São Gonçalo, na Região Metropolitana do Rio, continua sendo uma das poucas cidades brasileiras de grande porte sem uma rodoviária oficial. Com aproximadamente 960 mil habitantes, o município é cortado por três importantes rodovias — RJ-104, RJ-106 e BR-101 — e a população precisa improvisar embarques e desembarques diariamente.

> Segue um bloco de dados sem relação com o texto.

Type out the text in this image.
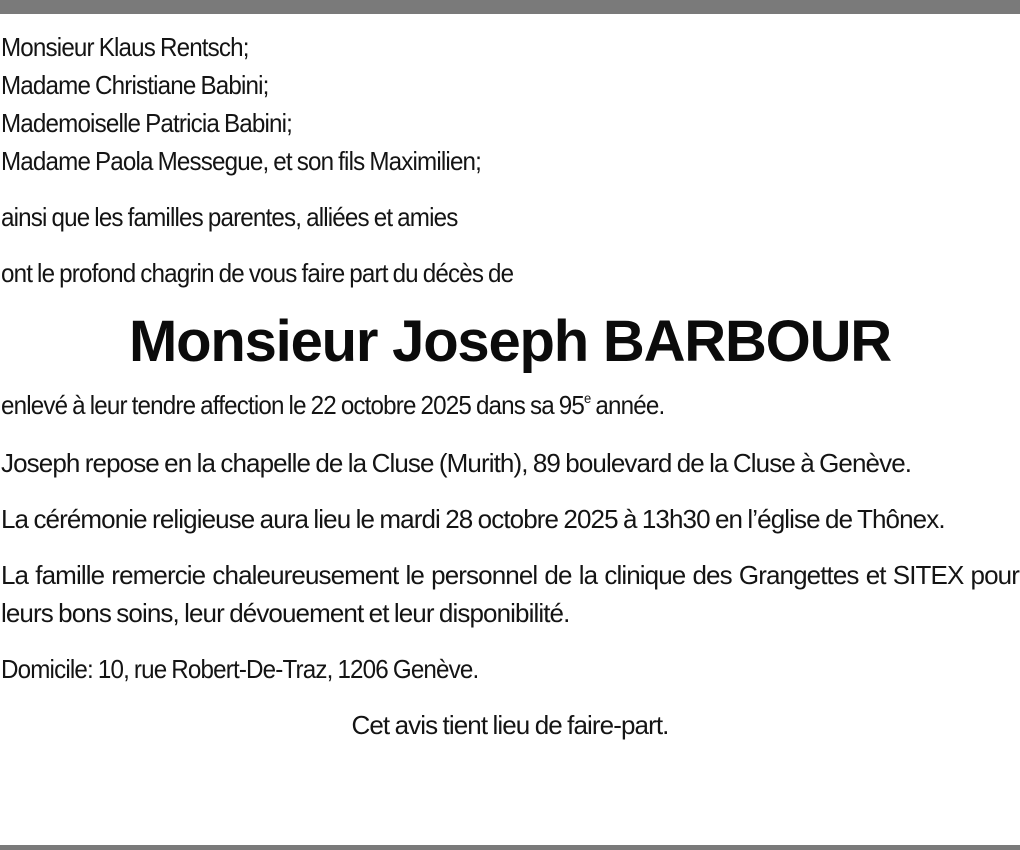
Monsieur Klaus Rentsch;
Madame Christiane Babini;
Mademoiselle Patricia Babini;
Madame Paola Messegue, et son fils Maximilien;
ainsi que les familles parentes, alliées et amies
ont le profond chagrin de vous faire part du décès de
Monsieur Joseph BARBOUR
enlevé à leur tendre affection le 22 octobre 2025 dans sa 95e année.
Joseph repose en la chapelle de la Cluse (Murith), 89 boulevard de la Cluse à Genève.
La cérémonie religieuse aura lieu le mardi 28 octobre 2025 à 13h30 en l’église de Thônex.
La famille remercie chaleureusement le personnel de la clinique des Grangettes et SITEX pour leurs bons soins, leur dévouement et leur disponibilité.
Domicile: 10, rue Robert-De-Traz, 1206 Genève.
Cet avis tient lieu de faire-part.
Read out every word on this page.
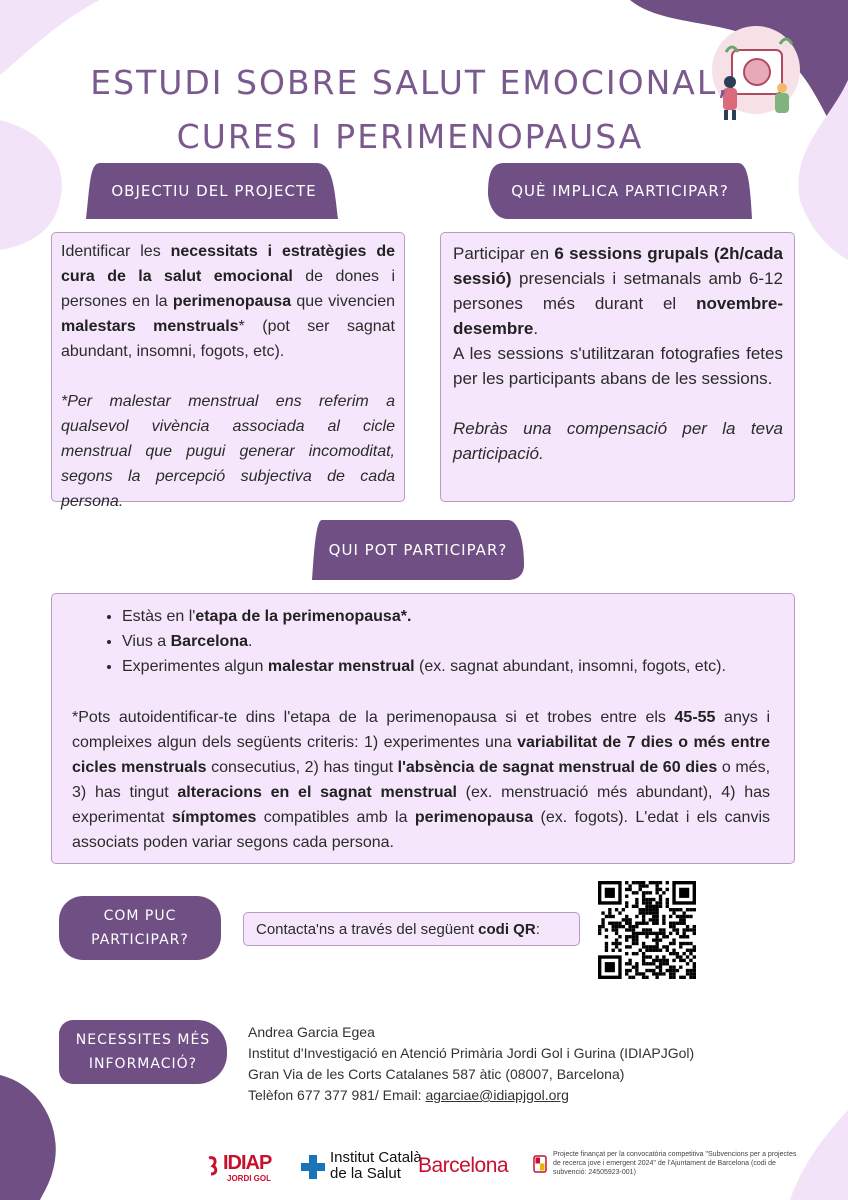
ESTUDI SOBRE SALUT EMOCIONAL,
CURES I PERIMENOPAUSA
OBJECTIU DEL PROJECTE

Identificar les necessitats i estratègies de cura de la salut emocional de dones i persones en la perimenopausa que vivencien malestars menstruals* (pot ser sagnat abundant, insomni, fogots, etc).

*Per malestar menstrual ens referim a qualsevol vivència associada al cicle menstrual que pugui generar incomoditat, segons la percepció subjectiva de cada persona.

QUÈ IMPLICA PARTICIPAR?

Participar en 6 sessions grupals (2h/cada sessió) presencials i setmanals amb 6-12 persones més durant el novembre-desembre.

A les sessions s'utilitzaran fotografies fetes per les participants abans de les sessions.

Rebràs una compensació per la teva participació.

QUI POT PARTICIPAR?
• Estàs en l'etapa de la perimenopausa*.
• Vius a Barcelona.
• Experimentes algun malestar menstrual (ex. sagnat abundant, insomni, fogots, etc).

*Pots autoidentificar-te dins l'etapa de la perimenopausa si et trobes entre els 45-55 anys i compleixes algun dels següents criteris: 1) experimentes una variabilitat de 7 dies o més entre cicles menstruals consecutius, 2) has tingut l'absència de sagnat menstrual de 60 dies o més, 3) has tingut alteracions en el sagnat menstrual (ex. menstruació més abundant), 4) has experimentat símptomes compatibles amb la perimenopausa (ex. fogots). L'edat i els canvis associats poden variar segons cada persona.

COM PUC
PARTICIPAR?
Contacta'ns a través del següent
codi QR :
NECESSITES MÉS
INFORMACIÓ?
Andrea Garcia Egea
Institut d'Investigació en Atenció Primària Jordi Gol i Gurina (IDIAPJGol)
Gran Via de les Corts Catalanes 587 àtic (08007, Barcelona)
Telèfon 677 377 981/ Email: agarciae@idiapjgol.org
IDIAP
JORDI GOL
Institut Català
de la Salut Barcelona	Projecte finançat per la convocatòria competitiva "Subvencions per a projectes de recerca jove i emergent 2024" de l'Ajuntament de Barcelona (codi de subvenció: 24505923-001)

Cidade cresceu ao longo das rodovias
A expansão urbana de São Gonçalo ocorreu principalmente às margens da Rodovia Niterói–Manilha (RJ-104) e da Rodovia Amaral Peixoto (RJ-106). A essas vias soma-se a Rodovia Governador Mário Covas (BR-101), uma das principais ligações do país e porta de entrada para quem chega ao município.
Sem um terminal rodoviário estruturado, o início e o fim das viagens acontecem, há décadas, em pontos improvisados ao longo dessas rodovias. Entre os locais mais utilizados estão:
- Área ao lado do Shopping São Gonçalo, na BR-101
- Terminal de Manilha, na RJ-104
- Pontos próximos ao bairro Coelho, ao longo da RJ-106
Esses pontos, porém, não oferecem segurança nem infraestrutura adequada. Passageiros enfrentam chuva, calor intenso, riscos de assalto e dificuldade de mobilidade com malas e bagagens.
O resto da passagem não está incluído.